The Physics of K⁰ -bar K⁰ Mixing: widehat{B}_K and Delta M_{LS} in the Chiral Quark Model

We compute the $\widehat B_K$ parameter and the mass difference $\Delta M_{LS}$ of the $K^0-\bar K^0$ system by means of the chiral quark model. The chiral coefficients of the relevant $\Delta S=2$ and $\Delta S=1$ chiral lagrangians are computed via quark-loop integration. We include the relevant effects of one-loop corrections in chiral perturbation theory. The final result is very sensitive to non-factorizable corrections of $O(\alpha_S N)$ coming from gluon condensation.
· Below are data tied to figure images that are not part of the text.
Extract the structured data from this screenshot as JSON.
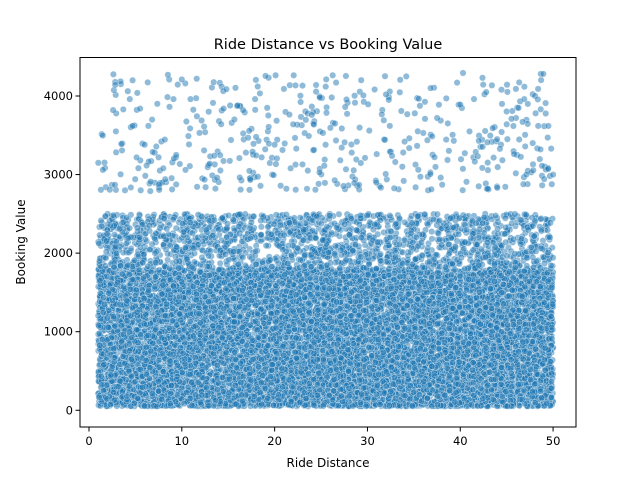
{
  "chart_data": {
    "type": "scatter",
    "title": "Ride Distance vs Booking Value",
    "xlabel": "Ride Distance",
    "ylabel": "Booking Value",
    "xlim": [
      -0.97,
      52.47
    ],
    "ylim": [
      -213,
      4490
    ],
    "xticks": [
      0,
      10,
      20,
      30,
      40,
      50
    ],
    "yticks": [
      0,
      1000,
      2000,
      3000,
      4000
    ],
    "xtick_labels": [
      "0",
      "10",
      "20",
      "30",
      "40",
      "50"
    ],
    "ytick_labels": [
      "0",
      "1000",
      "2000",
      "3000",
      "4000"
    ],
    "grid": false,
    "legend": "none",
    "marker_color": "#1f77b4",
    "marker_alpha": 0.5,
    "series": [
      {
        "distribution": {
          "x_range": [
            1,
            50
          ],
          "dense_band": {
            "y_range": [
              50,
              1800
            ],
            "approx_points": 13000
          },
          "mid_band": {
            "y_range": [
              1800,
              2500
            ],
            "approx_points": 1700
          },
          "sparse_band": {
            "y_range": [
              2800,
              4300
            ],
            "approx_points": 420
          }
        },
        "points": [
          [
            1.0,
            3150
          ],
          [
            1.5,
            3060
          ],
          [
            2.6,
            3820
          ],
          [
            2.9,
            3550
          ],
          [
            2.8,
            2870
          ],
          [
            3.7,
            3830
          ],
          [
            4.4,
            3960
          ],
          [
            4.7,
            4200
          ],
          [
            4.7,
            3620
          ],
          [
            5.2,
            4040
          ],
          [
            5.5,
            3840
          ],
          [
            6.0,
            3380
          ],
          [
            6.4,
            3620
          ],
          [
            6.8,
            3700
          ],
          [
            6.6,
            2790
          ],
          [
            7.5,
            3220
          ],
          [
            8.0,
            3080
          ],
          [
            8.5,
            4270
          ],
          [
            9.1,
            3960
          ],
          [
            9.4,
            3250
          ],
          [
            10.0,
            4210
          ],
          [
            10.4,
            3060
          ],
          [
            11.6,
            4220
          ],
          [
            11.9,
            3530
          ],
          [
            12.4,
            3610
          ],
          [
            12.9,
            3800
          ],
          [
            13.5,
            3240
          ],
          [
            13.8,
            2960
          ],
          [
            14.5,
            3840
          ],
          [
            15.3,
            3440
          ],
          [
            16.0,
            3880
          ],
          [
            16.6,
            3820
          ],
          [
            16.9,
            3280
          ],
          [
            17.9,
            3960
          ],
          [
            18.0,
            3480
          ],
          [
            18.6,
            3220
          ],
          [
            19.2,
            3850
          ],
          [
            20.0,
            3380
          ],
          [
            21.0,
            4090
          ],
          [
            22.0,
            3640
          ],
          [
            23.0,
            3130
          ],
          [
            24.0,
            3760
          ],
          [
            25.5,
            4120
          ],
          [
            25.2,
            3530
          ],
          [
            26.5,
            3650
          ],
          [
            27.6,
            3860
          ],
          [
            28.3,
            3280
          ],
          [
            29.1,
            2870
          ],
          [
            30.2,
            3560
          ],
          [
            31.0,
            3260
          ],
          [
            32.0,
            4020
          ],
          [
            32.3,
            3950
          ],
          [
            33.0,
            3160
          ],
          [
            34.0,
            3420
          ],
          [
            35.1,
            3780
          ],
          [
            36.2,
            3710
          ],
          [
            36.8,
            4100
          ],
          [
            37.5,
            3720
          ],
          [
            38.5,
            3970
          ],
          [
            39.3,
            3430
          ],
          [
            40.0,
            3890
          ],
          [
            41.0,
            3550
          ],
          [
            42.0,
            3430
          ],
          [
            42.8,
            4050
          ],
          [
            43.5,
            3590
          ],
          [
            44.5,
            3900
          ],
          [
            45.0,
            3640
          ],
          [
            46.0,
            4090
          ],
          [
            46.9,
            3960
          ],
          [
            47.8,
            3400
          ],
          [
            48.4,
            3620
          ],
          [
            49.2,
            3910
          ],
          [
            49.8,
            3330
          ],
          [
            50.0,
            3000
          ],
          [
            49.5,
            3620
          ]
        ]
      }
    ]
  }
}
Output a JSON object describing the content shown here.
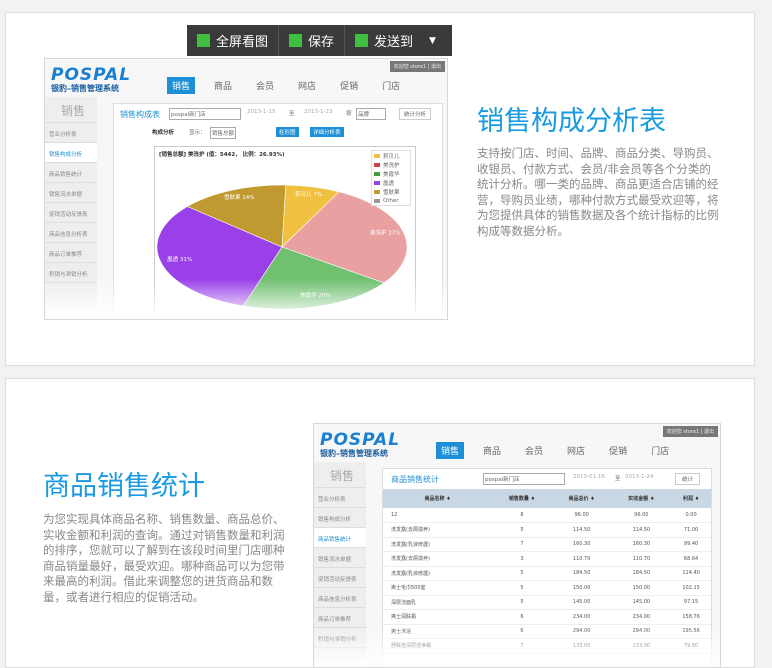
{
  "toolbar": {
    "fullscreen": "全屏看图",
    "save": "保存",
    "send": "发送到"
  },
  "app": {
    "logo": "POSPAL",
    "subtitle": "银豹–销售管理系统",
    "welcome": "欢迎您 store1 | 退出",
    "nav": [
      "销售",
      "商品",
      "会员",
      "网店",
      "促销",
      "门店"
    ],
    "side_header": "销售",
    "side": [
      "营业分析表",
      "销售构成分析",
      "商品销售统计",
      "销售流水单据",
      "促销活动反馈表",
      "商品信息分析表",
      "商品订单推荐",
      "积销与滞销分析"
    ]
  },
  "section1": {
    "title": "销售构成分析表",
    "description": "支持按门店、时间、品牌、商品分类、导购员、收银员、付款方式、会员/非会员等各个分类的统计分析。哪一类的品牌、商品更适合店铺的经营，导购员业绩，哪种付款方式最受欢迎等，将为您提供具体的销售数据及各个统计指标的比例构成等数据分析。",
    "panel_title": "销售构成表",
    "store": "pospal新门店",
    "date_from": "2013-1-15",
    "to": "至",
    "date_to": "2013-1-23",
    "by": "按",
    "by_value": "品牌",
    "stat_btn": "统计分析",
    "analysis": "构成分析",
    "show": "显示：",
    "show_value": "销售总额",
    "bar_btn": "柱形图",
    "detail_btn": "详细分析表",
    "info": "[销售总额] 美洗护 (值：5442， 比例：26.93%)",
    "pie": {
      "type": "pie",
      "slices": [
        {
          "name": "Other",
          "value": 0,
          "color": "#999999"
        },
        {
          "name": "莉贝儿",
          "value": 7,
          "color": "#f0c040"
        },
        {
          "name": "美洗护",
          "value": 27,
          "color": "#e8a0a0"
        },
        {
          "name": "美霞华",
          "value": 20,
          "color": "#70c070"
        },
        {
          "name": "凰透",
          "value": 31,
          "color": "#9a40e8"
        },
        {
          "name": "雪肤果",
          "value": 14,
          "color": "#c09a30"
        }
      ],
      "legend_colors": [
        "#f0c040",
        "#d04040",
        "#40a040",
        "#9a40e8",
        "#c09a30",
        "#999999"
      ]
    }
  },
  "section2": {
    "title": "商品销售统计",
    "description": "为您实现具体商品名称、销售数量、商品总价、实收金额和利润的查询。通过对销售数量和利润的排序，您就可以了解到在该段时间里门店哪种商品销量最好，最受欢迎。哪种商品可以为您带来最高的利润。借此来调整您的进货商品和数量，或者进行相应的促销活动。",
    "panel_title": "商品销售统计",
    "store": "pospal新门店",
    "date_from": "2013-01-16",
    "to": "至",
    "date_to": "2013-1-24",
    "stat_btn": "统计",
    "columns": [
      "商品名称 ♦",
      "销售数量 ♦",
      "商品总价 ♦",
      "实收金额 ♦",
      "利润 ♦"
    ],
    "rows": [
      [
        "12",
        "8",
        "96.00",
        "96.00",
        "0.00"
      ],
      [
        "洗发露(去屑滋养)",
        "5",
        "114.50",
        "114.50",
        "71.00"
      ],
      [
        "洗发露(乳液修護)",
        "7",
        "160.30",
        "160.30",
        "99.40"
      ],
      [
        "洗发露(去屑滋养)",
        "3",
        "110.70",
        "110.70",
        "68.64"
      ],
      [
        "洗发露(乳液修護)",
        "5",
        "184.50",
        "184.50",
        "114.40"
      ],
      [
        "爽士毛巾500室",
        "5",
        "150.00",
        "150.00",
        "102.15"
      ],
      [
        "深层洁面乳",
        "5",
        "145.00",
        "145.00",
        "97.15"
      ],
      [
        "爽士润肤霜",
        "6",
        "234.00",
        "234.00",
        "158.76"
      ],
      [
        "爽士沐浴",
        "6",
        "294.00",
        "294.00",
        "195.56"
      ],
      [
        "舒肤佳深层洁净霜",
        "7",
        "133.00",
        "133.00",
        "79.80"
      ]
    ]
  }
}
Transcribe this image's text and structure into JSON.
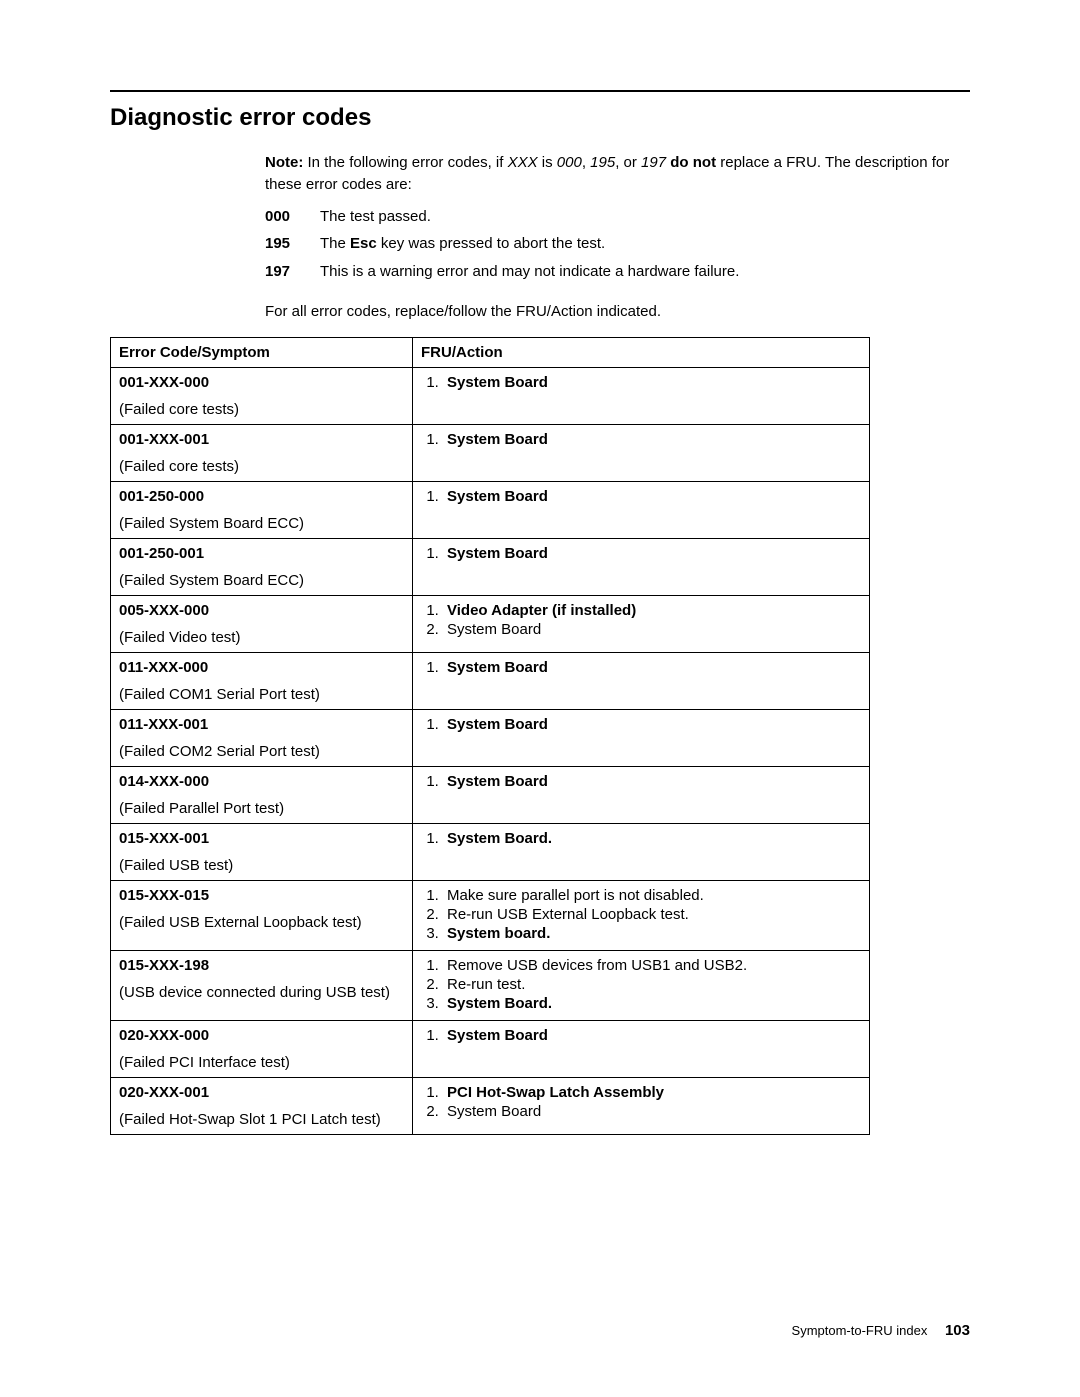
{
  "title": "Diagnostic error codes",
  "note": {
    "label": "Note:",
    "line1_prefix": "In the following error codes, if ",
    "line1_xxx": "XXX",
    "line1_mid": " is ",
    "line1_c1": "000",
    "line1_sep1": ", ",
    "line1_c2": "195",
    "line1_sep2": ", or ",
    "line1_c3": "197",
    "line1_bold": " do not",
    "line1_suffix": " replace a FRU. The description for these error codes are:"
  },
  "defs": [
    {
      "code": "000",
      "text_pre": "The test passed.",
      "bold_mid": "",
      "text_post": ""
    },
    {
      "code": "195",
      "text_pre": "The ",
      "bold_mid": "Esc",
      "text_post": " key was pressed to abort the test."
    },
    {
      "code": "197",
      "text_pre": "This is a warning error and may not indicate a hardware failure.",
      "bold_mid": "",
      "text_post": ""
    }
  ],
  "after_defs": "For all error codes, replace/follow the FRU/Action indicated.",
  "table": {
    "head_left": "Error Code/Symptom",
    "head_right": "FRU/Action",
    "rows": [
      {
        "code": "001-XXX-000",
        "desc": "(Failed core tests)",
        "actions": [
          {
            "text": "System Board",
            "bold": true
          }
        ]
      },
      {
        "code": "001-XXX-001",
        "desc": "(Failed core tests)",
        "actions": [
          {
            "text": "System Board",
            "bold": true
          }
        ]
      },
      {
        "code": "001-250-000",
        "desc": "(Failed System Board ECC)",
        "actions": [
          {
            "text": "System Board",
            "bold": true
          }
        ]
      },
      {
        "code": "001-250-001",
        "desc": "(Failed System Board ECC)",
        "actions": [
          {
            "text": "System Board",
            "bold": true
          }
        ]
      },
      {
        "code": "005-XXX-000",
        "desc": "(Failed Video test)",
        "actions": [
          {
            "text": "Video Adapter (if installed)",
            "bold": true
          },
          {
            "text": "System Board",
            "bold": false
          }
        ]
      },
      {
        "code": "011-XXX-000",
        "desc": "(Failed COM1 Serial Port test)",
        "actions": [
          {
            "text": "System Board",
            "bold": true
          }
        ]
      },
      {
        "code": "011-XXX-001",
        "desc": "(Failed COM2 Serial Port test)",
        "actions": [
          {
            "text": "System Board",
            "bold": true
          }
        ]
      },
      {
        "code": "014-XXX-000",
        "desc": "(Failed Parallel Port test)",
        "actions": [
          {
            "text": "System Board",
            "bold": true
          }
        ]
      },
      {
        "code": "015-XXX-001",
        "desc": "(Failed USB test)",
        "actions": [
          {
            "text": "System Board.",
            "bold": true
          }
        ]
      },
      {
        "code": "015-XXX-015",
        "desc": "(Failed USB External Loopback test)",
        "actions": [
          {
            "text": "Make sure parallel port is not disabled.",
            "bold": false
          },
          {
            "text": "Re-run USB External Loopback test.",
            "bold": false
          },
          {
            "text": "System board.",
            "bold": true
          }
        ]
      },
      {
        "code": "015-XXX-198",
        "desc": "(USB device connected during USB test)",
        "actions": [
          {
            "text": "Remove USB devices from USB1 and USB2.",
            "bold": false
          },
          {
            "text": "Re-run test.",
            "bold": false
          },
          {
            "text": "System Board.",
            "bold": true
          }
        ]
      },
      {
        "code": "020-XXX-000",
        "desc": "(Failed PCI Interface test)",
        "actions": [
          {
            "text": "System Board",
            "bold": true
          }
        ]
      },
      {
        "code": "020-XXX-001",
        "desc": "(Failed Hot-Swap Slot 1 PCI Latch test)",
        "actions": [
          {
            "text": "PCI Hot-Swap Latch Assembly",
            "bold": true
          },
          {
            "text": "System Board",
            "bold": false
          }
        ]
      }
    ]
  },
  "footer": {
    "text": "Symptom-to-FRU index",
    "page": "103"
  }
}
The size of the gluon condensate is determined by fitting the experimental value of the amplitude $K^+ \to \pi^+\pi^0$. By varying all the relevant parameters we obtain $\widehat{B}_K= 0.87 \pm 0.33\ .$ We evaluate within the model the long-distance contributions to $\Delta M_{LS}$ induced by the double insertion of the $\Delta S = 1$ chiral lagrangian and study the interplay between short- and long-distance amplitudes. By varying all parameters we obtain $\Delta M_{LS}^{th}/\Delta M_{LS}^{exp} = 0.76 ^{+0.64}_{-0.34} .$ Finally, we investigate the phenomenological constraints on the Kobayashi-Maskawa parameter Im $\lambda _t$ entering the determination of $\epsilon'/\epsilon$.